A Clear Eyed View Of The Way Forward

Written by Sean Murphy. Posted in Rules of Thumb

It’s often hard to see your way forward. When there are many courses of action open to you whose possible outcomes are hard to predict you can remain paralyzed by analysis. I often find myself dithering past the point where picking any reasonable option and proceeding is far better than continuing to analyze my choices.

A Clear Eyed View Of The Way Forward

“One need not hope in order to undertake, nor succeed in order to persevere.”
William the Silent (“William of Orange”)

I frequently long for a clear eyed view of the way forward. Sometimes the path becomes clear when a situation echoes with prior experience or I see a pattern match to a prior success (or failure). Other times clarity flows from recognizing that there is only one option left: the “best bad plan.” The trick is to act immediately so as not to foreclose your only remaining potentially viable option.

Bowing To The Inevitable

“I not only bow to the inevitable, I am fortified by it.”
Thornton Wilder

I watched Interstellar again today and was even more impressed than when I watched the first time when I really liked it. My only regret was not watching again on a theater screen because so many of the scenes deserved it. [Spoiler Warning: stop reading now and watch the movie if you have not seen it already]. For me the most compelling scene comes about two hours in when Mann blows the airlock and sets the Endurance spinning towards a crash landing on the surface of the planet below.

Cooper: “What happens if he blows the airlock?”
CASE: Nothing good
Cooper: OK, pull back, pull back, retro thrusters, everything you’ve got.”

Cooper anticipates Mann may succeed and backs up to minimize the risk of getting hit by debris. Once the airlock explodes he spend a few seconds thinking through what to do next and starts to accelerate through the floating debris field toward Endurance

“It’s not possible!”
“No, it’s necessary”

On YouTube at https://www.youtube.com/watch?v=a3lcGnMhvsA

CASE: “Cooper, there is no point in using our fuel to chase the …”
Cooper: “Analyze the Endurance’s spin.”

Cooper has already figured out that as slim as the chances are for docking with the Endurance it’s their last chance to save their mission. If Endurance crashes on the planet they lose Plan A because they don’t have any fuel and Plan B because all of the frozen embryos for the new colony will be destroyed. You can watch him reach that realization in about three seconds on the screen.

Brand: “Cooper, what are you doing?”
Cooper: “Docking.”
CASE: “Endurance’s rotation is 67, 68 RPM.”
Cooper: “Get ready to match our spin with the retro thrusters.”
CASE: “It’s not possible.”
Cooper: “No, it’s necessary.”

And that’s all of the explanation that he offers as he commits irrevocably to a course of action with a slim chance of success.

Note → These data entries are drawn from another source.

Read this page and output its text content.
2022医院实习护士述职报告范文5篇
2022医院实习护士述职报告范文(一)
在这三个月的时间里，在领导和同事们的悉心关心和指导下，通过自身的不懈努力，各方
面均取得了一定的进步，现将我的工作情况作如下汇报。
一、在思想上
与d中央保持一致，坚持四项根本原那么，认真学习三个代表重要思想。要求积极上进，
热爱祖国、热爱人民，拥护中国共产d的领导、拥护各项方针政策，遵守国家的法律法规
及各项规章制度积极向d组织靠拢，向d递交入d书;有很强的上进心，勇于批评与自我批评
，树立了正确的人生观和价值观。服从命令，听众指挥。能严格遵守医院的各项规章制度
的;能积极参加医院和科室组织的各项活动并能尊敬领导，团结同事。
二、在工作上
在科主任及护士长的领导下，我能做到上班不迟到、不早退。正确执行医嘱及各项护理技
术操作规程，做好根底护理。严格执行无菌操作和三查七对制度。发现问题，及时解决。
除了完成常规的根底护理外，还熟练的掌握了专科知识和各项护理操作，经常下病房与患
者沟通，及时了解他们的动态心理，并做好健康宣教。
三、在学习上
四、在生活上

CASE: Endurance is hitting stratosphere
Brand: She’s got no heat shield
Cooper: CASE, you ready?
CASE: Ready!
CASE: Cooper, this is no time for caution.

Now CASE has caught up and realizes that the longer they keep spinning either Cooper will black out or the Endurance will burn up on re-entry. Once he is committed he has to see it through.

When Things Go Wrong

“Now is no time to think of what you do not have.
Think of what you can do with that there is.”
Ernest Hemingway in “The Old Man and the Sea

I think you need to distinguish between two kinds bad situations.

  1. You have learned that the path you are on is not going to work out or clearly going to fail.
  2. You have realized that unless you change you plan it’s going to end in catastrophe and even if you stop actively pursuing it, your momentum will carry you into catastrophe.

In the first you can take time to analyze your options before selecting a new approach. In the second you have to act immediately to change course to steer away from danger.

“In skating over thin ice, our safety is in our speed.”
Ralph Waldo Emerson, “Prudence

When Caution is Indicated

“The time to be most careful is when you have a hand full of trumps. ”
Josh Billings

  1. When you cannot see how a plan can fail, you need to give it more thought.
  2. When you are clear on what you want to be true but not clear on the risks or the reasons it may not be, you need to be cautious.